Dominique Boutonnat reconduit à la tête du CNC malgré sa mise en examen

Le président du CNC Dominique Boutonnat lors du dîner des producteurs en amont de la cérémonie des César, le 24 février 2020
Le président du CNC Dominique Boutonnat lors du dîner des producteurs en amont de la cérémonie des César, le 24 février 2020

Le président du CNC Dominique Boutonnat lors du dîner des producteurs en amont de la cérémonie des César, le 24 février 2020

CINÉMA - Dominique Boutonnat a été reconduit à la tête du Centre national du cinéma (CNC) à l’issue du Conseil des ministres ce mercredi 20 juillet, malgré un bilan critiqué par certains cinéastes et une mise en examen après des accusations d’agression sexuelle qu’il conteste.

Le 25 avril, le parquet de Nanterre avait requis le renvoi devant le tribunal correctionnel de Dominique Boutonnat, 52 ans, pour agression sexuelle sur son filleul, avec qui il n’a pas de lien familial. Une plainte avait été déposée par ce jeune homme de 22 ans un an et demi plus tôt, pour des faits datant d’août 2020 lors de vacances en Grèce. La mise en examen est intervenue en février 2021.

Interrogée sur ce point début juin, la ministre de la Culture, Rima Abdul Malak, avait estimé que “la présomption d’innocence prévaut” alors et salué le bilan de Dominique Boutonnat à la tête du CNC, notamment pendant la pandémie. Dans un entretien au Parisien peu après, elle l’avait décrit comme “le patron d’un CNC qui a fait face à la crise et qui, par ailleurs, a été pionnier sur la lutte contre les violences sexuelles et sexistes” en conditionnant les aides à une formation spécifique à ces thématiques là.

Rima Abdul Malak interpellée

“C’est quand même un peu baroque d’avoir un patron du CNC mis en examen pour agression sexuelle qui demande à la profession entière de suivre une telle formation”, ironise dans les colonnes du Mondeun exploitant peu avant l’annonce la reconduction de Dominique Boutonnat.

Dans une lettre directement adressée à Rima Abdul Malak et transmise au HuffPost, le collectif 50/50 qui promeut l’égalité, la parité et la diversité dans l’industrie cinématographique et audiovisuelle demandait à ce que la ministre propose un autre candidat pour prendre la tête du CNC. “En attendant que justice soit faite, nous savons que vous aurez bien sûr à cœur de préserver les institutions, de protéger les symboles républicains, et de soutenir les victimes qui, dans le monde entier, font entendre leur voix avec beaucoup de courage”, espérait le collectif.

Aucune jurisprudence n’oblige la mise en retrait ou la démission d’un fonctionnaire mis en examen.
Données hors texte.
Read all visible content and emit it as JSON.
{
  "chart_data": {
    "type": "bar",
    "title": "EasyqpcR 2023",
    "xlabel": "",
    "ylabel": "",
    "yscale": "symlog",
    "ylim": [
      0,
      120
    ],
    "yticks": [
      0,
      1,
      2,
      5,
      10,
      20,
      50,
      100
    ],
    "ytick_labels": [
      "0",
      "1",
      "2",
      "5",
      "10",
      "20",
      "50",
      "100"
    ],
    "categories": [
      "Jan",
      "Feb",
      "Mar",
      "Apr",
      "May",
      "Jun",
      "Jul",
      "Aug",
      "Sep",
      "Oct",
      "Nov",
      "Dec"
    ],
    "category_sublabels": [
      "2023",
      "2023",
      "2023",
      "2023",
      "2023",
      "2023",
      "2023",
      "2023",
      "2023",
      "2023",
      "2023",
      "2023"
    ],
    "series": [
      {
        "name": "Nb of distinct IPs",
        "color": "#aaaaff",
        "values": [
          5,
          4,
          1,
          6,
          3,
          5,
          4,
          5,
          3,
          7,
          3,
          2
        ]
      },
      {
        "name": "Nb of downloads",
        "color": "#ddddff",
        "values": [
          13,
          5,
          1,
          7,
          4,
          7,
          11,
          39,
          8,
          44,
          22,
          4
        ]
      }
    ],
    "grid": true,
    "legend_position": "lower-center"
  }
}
Mais ces accusations pèsent sur ce producteur de cinéma connu, dans un contexte déjà tendu après la non-reconduction, dans le remaniement post-législatives, du ministre des Solidarités Damien Abad, visé par une enquête à la suite d’une plainte pour tentative de viol.

Un bilan contesté

Si la mise en examen de Dominique Boutonnat au milieu de son premier mandat l’a “contraint à minimiser ses apparitions publiques”, elle ne “l’a pas empêché de défendre les intérêts du cinéma français pendant la pandémie” souligne Le Monde. En pleine crise de Covid, il avait réussi à décrocher une aide de 310 millions d’euros (en plus des aides gouvernementales accordées à toutes les entreprises), dont 211 millions pour les exploitants de salles de cinéma, 38 millions pour les producteurs, et 54 millions à destination des distributeurs. “Aucun secteur de la culture en France ou dans un autre pays n’a reçu autant d’aides.”

Néanmoins, son bilan ne fait pas l’unanimité. Plusieurs réalisateurs, dont Jacques Audiard et Pierre Salvadori, réunis au sein de la SRF (Société des réalisateurs de films), ont récemment critiqué la politique “ouvertement libérale et trop souvent court-termiste” du président du CNC.

Dans un communiqué daté du mercredi 13 juillet, ils écrivaient: “Il serait incompréhensible que le mandat de Dominique Boutonnat soit renouvelé”. Et de dénoncer le “brouillage grandissant des frontières entre cinéma et audiovisuel, à la redistribution des aides en faveur de films déjà soutenus par le marché, à la multiplication, au sein des commissions, des critères de performance et de rentabilité” instauré par ce technocrate venu du monde des assurances.

La nomination, il y a trois ans, de ce donateur de la campagne électorale d’Emmanuel Macron était déjà mal passée dans un milieu inquiet de voir s’imposer une logique fondée sur la rentabilité, mettant en danger le cinéma d’auteur. Alors que le voici reconduit pour trois nouvelles années, les professionnels préparent déjà, selon Libération, “la tenue d’états généraux à l’automne pour faire le point”.